- Born: Arthur John Rowledge 30 July 1876 Peterborough, England
- Died: 11 December 1957 (aged 81) Derby, England
- Known for: Rolls-Royce Merlin; Aero engines;
- Awards: MBE; Fellow of the Royal Society;
- Scientific career
- Institutions: Napier & Son; Rolls-Royce Limited;

= Arthur Rowledge =

English engineer (1876–1957)

Arthur John Rowledge (30 July 1876 – 11 December 1957) was an English engineer who designed the Napier Lion aero engine and was a key figure in the development of the inter-war Rolls-Royce aero piston engines, including the Rolls-Royce Kestrel and the Rolls-Royce Merlin.

==Early life and family==
Rowledge was born in Peterborough, Northamptonshire in 1876, the son of John and Ann Rowledge. His father was described as a bricklayer in 1881, and had worked on the Crystal Palace at Sydenham. Rowledge's mother was from a family of Lincolnshire farmers. He was the youngest child, and had two brothers and one sister.

He was educated at St Peter's College School, Peterborough, and in May 1891 obtained a Queen's prize for Science.

In June 1905 he married Alice Blincko at St Phillip's Church, Kennington. They had three children together: Jeanie Louise (b. 23 January 1907), John William (b. 17 August 1908) and Donald Henry (28 September 1911).

==Career==
At the time of the 1891 census, Rowledge was described as an "Apprentice to Engineers Draughtsman", employed at Barford and Perkins.

After completing his apprenticeship, Rowledge was employed as a draughtsman at R. Hoe & Co., a London-branch of an American printing machine company, and henceforth took an interest in intricate mechanisms, which would be pivotal in his later work.

After a brief period working for Easton, Anderson & Goolden, boilermakers, in 1901 Rowledge joined D. Napier & Son as a designer, primarily working on automobiles, and during this period the Napier car won the Gordon Bennett Cup and built what is generally considered to be the first 6-cylinder motor car. In 1905 Rowledge joined the Wolseley Motor Company as Chief Designer, although little of his work during this period is known.

Rowledge re-joined D. Napier & Son in 1913 as Chief Designer. After initially designing car engines for the company, the outbreak of World War I meant that the Napier company focussed on aero engines, and Rowledge penned the Napier Lion aero engine during this period.

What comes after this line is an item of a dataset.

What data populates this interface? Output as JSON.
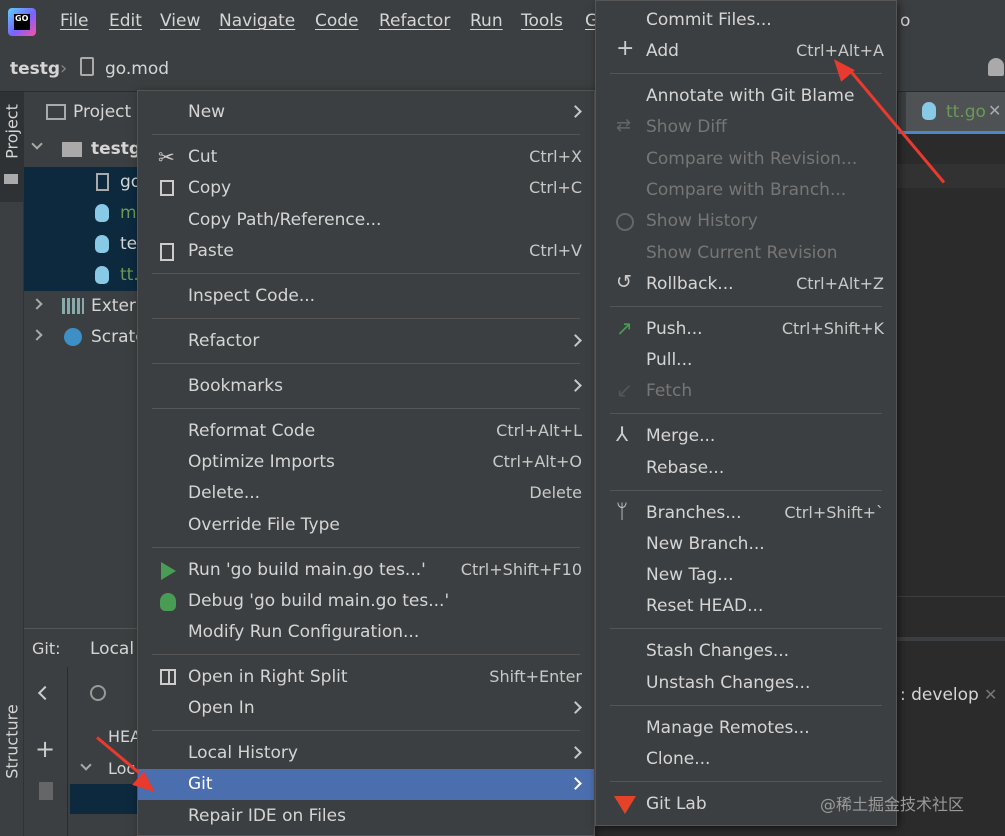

The Lion engine was developed to a power of 450 hp by the end of the war, and claimed numerous records in the post-war period, for example winning the 1919 Aerial Derby. He was awarded an MBE for his work on the Napier Lion engine.

In 1921 Rowledge resigned from Napier and took up a position at Rolls-Royce Limited as "Chief Assistant to Mr F. H. Royce", where he became known as 'Rg' in company shorthand. He is credited with designing the Condor III, the Kestrel and developing the Buzzard into the Rolls-Royce R racing engine, which was used with great success at the 1929 and 1931 Schneider Trophy races.

After the death of Sir Henry Royce in 1933, Rowledge was appointed Chief Consultant, and pushed for development of the revolutionary "Exe" engine; a 1000 hp, air-cooled, sleeve-valve engine with its cylinders arranged in four banks of six into an X-shape. Ultimately, as the development of the Merlin engine continued to improve, and the restriction of resources needed for the war effort, the "Exe" engine was cancelled. Eventually this concept was revived as the Rolls-Royce Pennine.

Development work on the Merlin engine was one of Rowledge's last contributions to aero engine design, before retiring from Rolls-Royce in January 1945 at the age of 69.

==Retirement and death==
Rowledge lived in Derby following his retirement, suffering from profound deafness in later years. He died on 12 December 1957, aged 81, after a long illness.

==Honours and awards==
- 26 March 1920 – Member of the Order of the British Empire (MBE). Arthur John Rowledge, Esq. Chief Designer, Messrs. Napier and Son, Limited.
- 1931 – Gold Medal of the Institution of Automobile Engineers for contributions to Schneider Trophy aero engine development, specifically development of the Rolls-Royce R engine.
- 1941 – Fellow of the Royal Society.